Plus: Verizon vaults into managed IP voice

“The small and [midsize] markets have always been seen by the [telephone companies], in particular, and IBM and EDS to a small extent, as being an untapped region where business might be found,” says Laurie Seymour, program manager for service provider research at IDC.

Verizon IT originated with the former GTE, and when GTE and Bell Atlantic merged to create Verizon, the IT outsourcing unit found itself with even deeper resources. The company has about 800 staffers and has access to the capabilities and expertise of 10,000 IT professionals within its parent company, says Mike Luebke, Verizon IT unit president. Verizon IT has data centers in Fort Wayne, Ind.; Sacramento, Calif.; and Tampa, Fla. It has about 65 customers.

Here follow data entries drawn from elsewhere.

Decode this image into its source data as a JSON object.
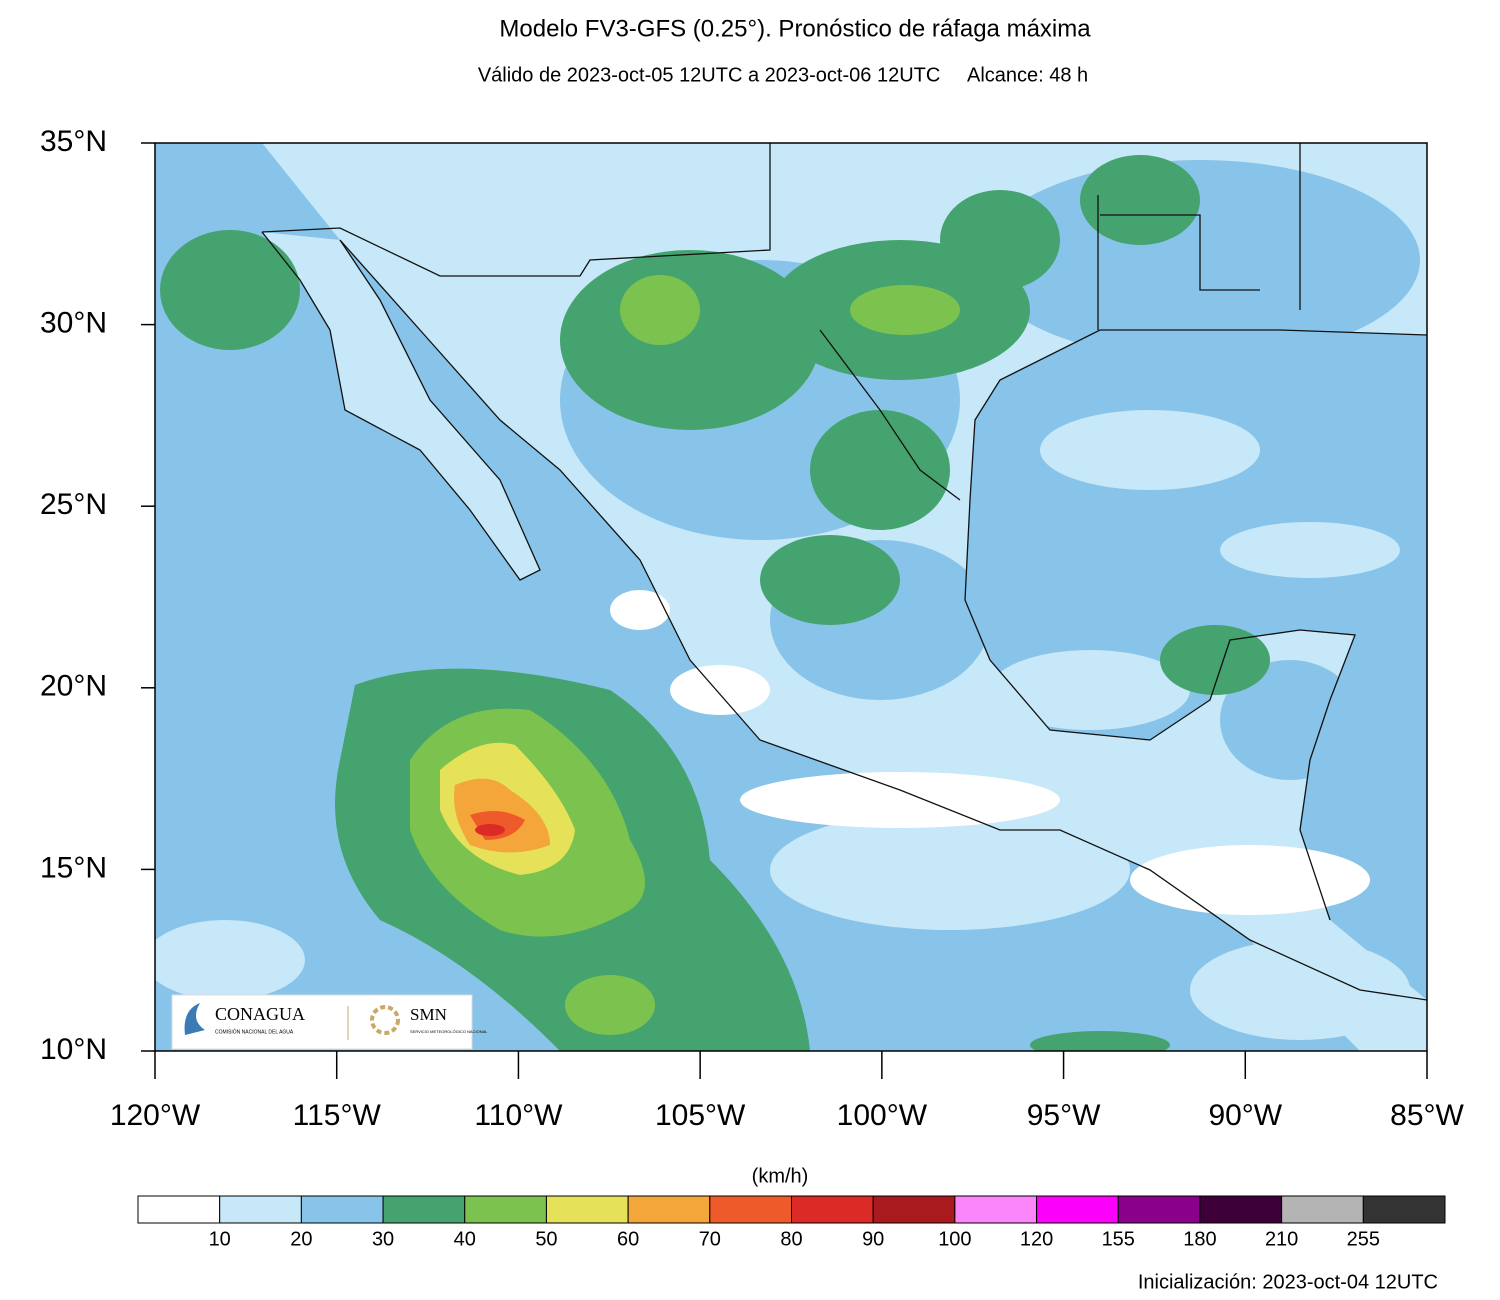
{
  "title": "Modelo FV3-GFS (0.25°). Pronóstico de ráfaga máxima",
  "subtitle": "Válido de 2023-oct-05 12UTC a 2023-oct-06 12UTC     Alcance: 48 h",
  "map": {
    "lat_lim": [
      10,
      35
    ],
    "lon_lim": [
      -120,
      -85
    ],
    "lat_ticks": [
      {
        "value": 35,
        "label": "35°N"
      },
      {
        "value": 30,
        "label": "30°N"
      },
      {
        "value": 25,
        "label": "25°N"
      },
      {
        "value": 20,
        "label": "20°N"
      },
      {
        "value": 15,
        "label": "15°N"
      },
      {
        "value": 10,
        "label": "10°N"
      }
    ],
    "lon_ticks": [
      {
        "value": -120,
        "label": "120°W"
      },
      {
        "value": -115,
        "label": "115°W"
      },
      {
        "value": -110,
        "label": "110°W"
      },
      {
        "value": -105,
        "label": "105°W"
      },
      {
        "value": -100,
        "label": "100°W"
      },
      {
        "value": -95,
        "label": "95°W"
      },
      {
        "value": -90,
        "label": "90°W"
      },
      {
        "value": -85,
        "label": "85°W"
      }
    ]
  },
  "logos": {
    "conagua": "CONAGUA",
    "conagua_sub": "COMISIÓN NACIONAL DEL AGUA",
    "smn": "SMN",
    "smn_sub": "SERVICIO METEOROLÓGICO NACIONAL"
  },
  "colorbar": {
    "unit": "(km/h)",
    "colors": [
      "#ffffff",
      "#c6e8f8",
      "#88c4ea",
      "#44a36e",
      "#7cc24f",
      "#e5e25a",
      "#f5a63a",
      "#ef5a2a",
      "#dc2a27",
      "#a81a1e",
      "#fb86fb",
      "#fb00fb",
      "#8a008a",
      "#3d0039",
      "#b4b4b4",
      "#333333"
    ],
    "ticks": [
      10,
      20,
      30,
      40,
      50,
      60,
      70,
      80,
      90,
      100,
      120,
      155,
      180,
      210,
      255
    ]
  },
  "footer": "Inicialización: 2023-oct-04 12UTC"
}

Luebke says about half its customers have annual revenue of more than $1.5 billion. These days, however, Verizon IT is focused on the midsize market, companies with annual revenues from $250 million to $1.5 billion, and says it hopes to change its customer mix to an 80/20 split, with the majority being smaller companies.

Luebke says the business unit is taking advantage of its parent company’s stability, while still trying to sell itself as a smaller player that can provide the hand-holding that small and midsize businesses need.

“We want to leverage the advantages of the large Verizon and the telecom capabilities that we have there and the strength financially,” he says. “At the same time we’re a small business unit so we can bring customized attention.”

But Verizon IT faces several challenges. The first is getting its name out to prospective customers.

“When you think of IT services, you don’t think of Verizon. You think of EDS or IBM,” Seymour says. “They don’t want to directly combat an EDS or IBM, though; they want to try to find the customer who is looking for perhaps a slightly less-custom option without a high price tag. There are plenty of enterprises out there that are willing to take them up on that.”

Another challenge is getting around the reputation of being a telecom firm, which customers might associate with questionable service. At the same time, Seymour says that having the telecom expertise and infrastructure puts Verizon IT in a good position to deliver IT services.

“It really lowers their costs,” Seymour says. “They understand how to build networks that are scalable and reliable. And they understand how to blend their services with the larger telecommunications network.”

The proof will be in how Verizon IT can deliver its services, which include managed hosting, application management, mobile computing management and help desk support.